Casser et brûler, étonnante citoyenneté congolaise

In Congo profond

A Lubumbashi, à Kinshasa ou encore à Goma, beaucoup de Congolais ont une étonnante facilité à casser et brûler. Parfois, tout en prétendant venger leurs proches, ils causent plus de mal qu’ils ne faut.

Merci 12 novembre matin, la commune de Ruashi, plus à l’Est de Lubumbashi, a bouillonné de violences. Des habitants ont affronté les forces de sécurité qui voulaient amener le corps d’un militaire tué nuitamment.

La violence appelle la violence

Les manifestants ont alors cassé, détruit le bureau du quartier et une ancienne cantine de la Société des chemins de fer. Ils accusaient des soldats de l’armée d’avoir tué un jeune militaire rentré dans sa famille.

Cette commune a déjà fait face à pareille situation plusieurs fois depuis 2016. Cette année correspondant au début récent d’une résurgence de la criminalité dans la ville. Tantôt ce sont des vols, imputés aux forces de l’ordre avec des meurtres.

Tantôt ce sont aussi des incursions ou tentatives d’attaques des prétendus miliciens May-May qui émeuvent le quartier. Ruashi, depuis, passe pour un nouvel épicentre de la criminalité à Lubumbashi.

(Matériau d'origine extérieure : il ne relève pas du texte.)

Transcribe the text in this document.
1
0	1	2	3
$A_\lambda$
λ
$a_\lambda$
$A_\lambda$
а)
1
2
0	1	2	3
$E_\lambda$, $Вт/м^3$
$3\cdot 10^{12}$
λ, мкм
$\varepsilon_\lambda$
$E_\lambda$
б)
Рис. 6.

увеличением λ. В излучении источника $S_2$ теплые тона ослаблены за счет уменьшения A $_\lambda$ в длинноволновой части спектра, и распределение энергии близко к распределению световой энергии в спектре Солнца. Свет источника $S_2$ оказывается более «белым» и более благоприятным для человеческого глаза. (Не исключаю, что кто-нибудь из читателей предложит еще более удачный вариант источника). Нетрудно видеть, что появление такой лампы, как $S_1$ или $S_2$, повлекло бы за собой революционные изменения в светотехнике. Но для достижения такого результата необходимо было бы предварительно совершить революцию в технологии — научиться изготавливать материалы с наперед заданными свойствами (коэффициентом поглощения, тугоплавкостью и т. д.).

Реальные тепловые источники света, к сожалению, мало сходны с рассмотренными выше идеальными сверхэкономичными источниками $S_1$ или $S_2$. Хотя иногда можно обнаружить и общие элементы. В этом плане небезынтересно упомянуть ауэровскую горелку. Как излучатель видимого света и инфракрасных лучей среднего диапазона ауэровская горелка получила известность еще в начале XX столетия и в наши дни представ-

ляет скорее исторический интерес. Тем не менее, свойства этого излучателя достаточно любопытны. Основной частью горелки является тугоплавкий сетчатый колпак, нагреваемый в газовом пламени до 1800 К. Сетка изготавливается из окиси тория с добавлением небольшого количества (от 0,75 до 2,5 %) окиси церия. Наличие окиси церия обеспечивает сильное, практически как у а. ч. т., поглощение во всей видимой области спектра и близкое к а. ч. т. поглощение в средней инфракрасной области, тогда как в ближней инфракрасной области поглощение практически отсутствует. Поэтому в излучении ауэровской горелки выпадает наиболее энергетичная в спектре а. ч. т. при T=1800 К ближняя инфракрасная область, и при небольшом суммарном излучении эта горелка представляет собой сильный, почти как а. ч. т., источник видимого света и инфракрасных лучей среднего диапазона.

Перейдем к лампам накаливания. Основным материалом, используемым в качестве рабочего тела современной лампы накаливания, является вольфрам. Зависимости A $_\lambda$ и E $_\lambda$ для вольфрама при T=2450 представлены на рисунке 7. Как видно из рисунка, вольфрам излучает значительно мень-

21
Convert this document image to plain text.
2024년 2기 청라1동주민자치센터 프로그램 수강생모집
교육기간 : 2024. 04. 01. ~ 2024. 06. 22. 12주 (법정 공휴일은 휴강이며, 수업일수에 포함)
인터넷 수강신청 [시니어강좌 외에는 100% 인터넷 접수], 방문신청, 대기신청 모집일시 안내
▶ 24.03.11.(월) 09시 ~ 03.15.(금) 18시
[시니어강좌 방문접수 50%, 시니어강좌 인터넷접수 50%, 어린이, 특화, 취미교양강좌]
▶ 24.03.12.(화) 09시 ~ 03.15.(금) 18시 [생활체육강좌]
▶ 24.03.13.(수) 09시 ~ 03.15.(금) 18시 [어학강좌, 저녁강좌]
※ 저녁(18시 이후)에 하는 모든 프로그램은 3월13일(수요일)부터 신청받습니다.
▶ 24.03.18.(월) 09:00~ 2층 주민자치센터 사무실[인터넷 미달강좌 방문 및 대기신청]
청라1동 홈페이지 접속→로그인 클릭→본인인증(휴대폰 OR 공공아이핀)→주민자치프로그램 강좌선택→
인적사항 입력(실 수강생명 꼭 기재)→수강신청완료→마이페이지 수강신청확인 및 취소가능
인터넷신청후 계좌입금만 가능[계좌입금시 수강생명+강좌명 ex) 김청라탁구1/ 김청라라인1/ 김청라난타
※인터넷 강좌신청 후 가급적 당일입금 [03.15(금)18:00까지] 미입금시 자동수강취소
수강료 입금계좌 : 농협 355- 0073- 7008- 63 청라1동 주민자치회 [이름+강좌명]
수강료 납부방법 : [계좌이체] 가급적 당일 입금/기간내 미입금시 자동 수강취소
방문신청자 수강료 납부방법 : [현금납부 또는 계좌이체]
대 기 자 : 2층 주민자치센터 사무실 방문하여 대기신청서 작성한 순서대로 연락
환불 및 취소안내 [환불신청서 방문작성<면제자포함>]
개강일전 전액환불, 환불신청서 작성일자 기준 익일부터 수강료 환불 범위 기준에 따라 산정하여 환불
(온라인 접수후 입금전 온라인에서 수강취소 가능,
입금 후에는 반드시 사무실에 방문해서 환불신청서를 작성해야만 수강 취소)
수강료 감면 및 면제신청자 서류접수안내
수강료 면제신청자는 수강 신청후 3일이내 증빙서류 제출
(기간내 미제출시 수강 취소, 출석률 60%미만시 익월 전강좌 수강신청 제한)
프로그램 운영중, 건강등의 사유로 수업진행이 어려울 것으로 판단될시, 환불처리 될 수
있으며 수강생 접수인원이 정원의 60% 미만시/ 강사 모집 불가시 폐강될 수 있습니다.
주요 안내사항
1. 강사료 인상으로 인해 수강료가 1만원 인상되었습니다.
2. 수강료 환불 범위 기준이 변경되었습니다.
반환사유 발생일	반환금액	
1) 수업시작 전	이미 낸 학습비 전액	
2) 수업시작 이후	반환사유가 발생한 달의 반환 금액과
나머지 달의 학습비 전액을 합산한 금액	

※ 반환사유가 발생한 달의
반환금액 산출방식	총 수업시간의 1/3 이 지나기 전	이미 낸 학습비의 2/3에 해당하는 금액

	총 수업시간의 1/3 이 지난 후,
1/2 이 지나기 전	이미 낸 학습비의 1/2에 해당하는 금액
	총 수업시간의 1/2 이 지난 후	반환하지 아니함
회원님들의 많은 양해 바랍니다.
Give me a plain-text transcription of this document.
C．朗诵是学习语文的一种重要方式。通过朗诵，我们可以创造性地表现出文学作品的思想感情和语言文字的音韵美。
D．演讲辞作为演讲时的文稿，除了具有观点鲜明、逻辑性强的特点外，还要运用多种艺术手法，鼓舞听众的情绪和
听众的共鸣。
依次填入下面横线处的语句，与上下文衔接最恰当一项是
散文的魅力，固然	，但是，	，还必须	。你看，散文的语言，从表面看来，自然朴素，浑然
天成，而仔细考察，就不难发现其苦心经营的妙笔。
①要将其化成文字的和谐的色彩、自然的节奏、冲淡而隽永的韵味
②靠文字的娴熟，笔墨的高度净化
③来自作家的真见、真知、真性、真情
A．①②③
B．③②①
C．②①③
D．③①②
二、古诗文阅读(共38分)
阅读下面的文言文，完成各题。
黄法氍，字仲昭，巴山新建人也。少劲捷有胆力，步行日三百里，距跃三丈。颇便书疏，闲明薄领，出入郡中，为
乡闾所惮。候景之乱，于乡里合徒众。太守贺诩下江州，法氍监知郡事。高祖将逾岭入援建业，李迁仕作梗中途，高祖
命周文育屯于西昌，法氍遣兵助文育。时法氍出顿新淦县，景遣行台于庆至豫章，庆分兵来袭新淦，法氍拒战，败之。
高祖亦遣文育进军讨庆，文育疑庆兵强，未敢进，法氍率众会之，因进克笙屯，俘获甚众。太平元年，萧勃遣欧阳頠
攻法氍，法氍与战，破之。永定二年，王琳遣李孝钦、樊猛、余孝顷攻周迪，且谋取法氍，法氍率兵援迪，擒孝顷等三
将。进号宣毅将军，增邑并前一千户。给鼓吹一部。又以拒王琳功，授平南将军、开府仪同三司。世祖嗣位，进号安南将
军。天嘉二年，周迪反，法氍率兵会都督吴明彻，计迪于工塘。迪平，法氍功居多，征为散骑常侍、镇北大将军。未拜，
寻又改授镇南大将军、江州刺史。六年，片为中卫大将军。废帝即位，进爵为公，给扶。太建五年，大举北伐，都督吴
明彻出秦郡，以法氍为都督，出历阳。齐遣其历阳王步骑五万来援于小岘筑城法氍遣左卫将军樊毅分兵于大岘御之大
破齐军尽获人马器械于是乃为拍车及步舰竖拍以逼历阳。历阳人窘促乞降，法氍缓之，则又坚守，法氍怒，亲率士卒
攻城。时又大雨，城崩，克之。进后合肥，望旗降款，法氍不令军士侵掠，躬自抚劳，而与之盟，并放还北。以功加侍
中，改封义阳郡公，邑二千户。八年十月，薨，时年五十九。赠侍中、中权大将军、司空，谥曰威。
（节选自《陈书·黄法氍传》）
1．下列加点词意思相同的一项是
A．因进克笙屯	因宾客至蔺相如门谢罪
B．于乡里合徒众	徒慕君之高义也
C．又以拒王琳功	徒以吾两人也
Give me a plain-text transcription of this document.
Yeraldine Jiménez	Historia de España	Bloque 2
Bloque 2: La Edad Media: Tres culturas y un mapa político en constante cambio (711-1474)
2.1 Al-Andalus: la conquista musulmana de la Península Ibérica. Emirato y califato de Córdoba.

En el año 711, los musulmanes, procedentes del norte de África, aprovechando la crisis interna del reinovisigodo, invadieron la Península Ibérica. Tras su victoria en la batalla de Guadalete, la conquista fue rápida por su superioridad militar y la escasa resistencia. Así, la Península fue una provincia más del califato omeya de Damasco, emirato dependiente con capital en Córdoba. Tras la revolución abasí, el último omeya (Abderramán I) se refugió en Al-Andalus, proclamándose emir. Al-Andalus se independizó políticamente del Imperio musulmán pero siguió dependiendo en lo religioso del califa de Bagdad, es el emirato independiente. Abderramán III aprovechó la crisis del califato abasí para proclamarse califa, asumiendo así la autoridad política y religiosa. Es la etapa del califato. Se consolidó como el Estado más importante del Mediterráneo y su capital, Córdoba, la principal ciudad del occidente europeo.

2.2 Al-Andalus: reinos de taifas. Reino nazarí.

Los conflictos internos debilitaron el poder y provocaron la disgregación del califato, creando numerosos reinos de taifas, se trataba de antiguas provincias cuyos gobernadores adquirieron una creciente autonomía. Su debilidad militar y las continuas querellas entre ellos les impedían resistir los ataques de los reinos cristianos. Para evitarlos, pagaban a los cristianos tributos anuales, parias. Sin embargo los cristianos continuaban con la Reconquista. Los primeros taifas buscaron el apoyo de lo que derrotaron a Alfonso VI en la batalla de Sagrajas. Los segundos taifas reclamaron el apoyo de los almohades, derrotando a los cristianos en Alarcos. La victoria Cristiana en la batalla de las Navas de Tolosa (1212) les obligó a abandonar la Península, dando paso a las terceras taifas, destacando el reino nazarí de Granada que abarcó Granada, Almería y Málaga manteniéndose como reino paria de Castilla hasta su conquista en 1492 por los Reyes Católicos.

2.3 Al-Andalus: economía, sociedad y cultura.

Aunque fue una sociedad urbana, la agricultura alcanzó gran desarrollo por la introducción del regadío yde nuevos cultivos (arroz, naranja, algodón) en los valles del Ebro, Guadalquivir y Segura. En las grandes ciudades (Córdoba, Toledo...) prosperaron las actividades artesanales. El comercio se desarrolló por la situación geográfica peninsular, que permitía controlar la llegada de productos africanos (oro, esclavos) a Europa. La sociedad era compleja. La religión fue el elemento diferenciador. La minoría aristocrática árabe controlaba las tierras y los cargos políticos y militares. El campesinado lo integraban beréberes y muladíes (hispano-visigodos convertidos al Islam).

À Kinshasa des habitants cassent et brûlent aussi facilement. Récemment, la capitale congolaise a enregistré une série de violences où des motards ont brûlé des camions à l’origine d’accidents parfois mortels pour des conducteurs de motos.

Casser et brûler, ou banalisation de la violence

Ces histoires se ramènent une réalité bien courante au Congo. La banalisation de la violence.

Autant mourir ou tuer devient un jeu, autant casser, insulter, mentir ou porter des fausses accusations contre autrui deviennent parfois des techniques pour manger, gagner la confiance d’un chef, etc.

En RDC, on a tendance à tenir pour d’office un voleur, quiconque roule dans une belle voiture ou jeep. Ou encore celui qui mène un train de vie visiblement plus aisé.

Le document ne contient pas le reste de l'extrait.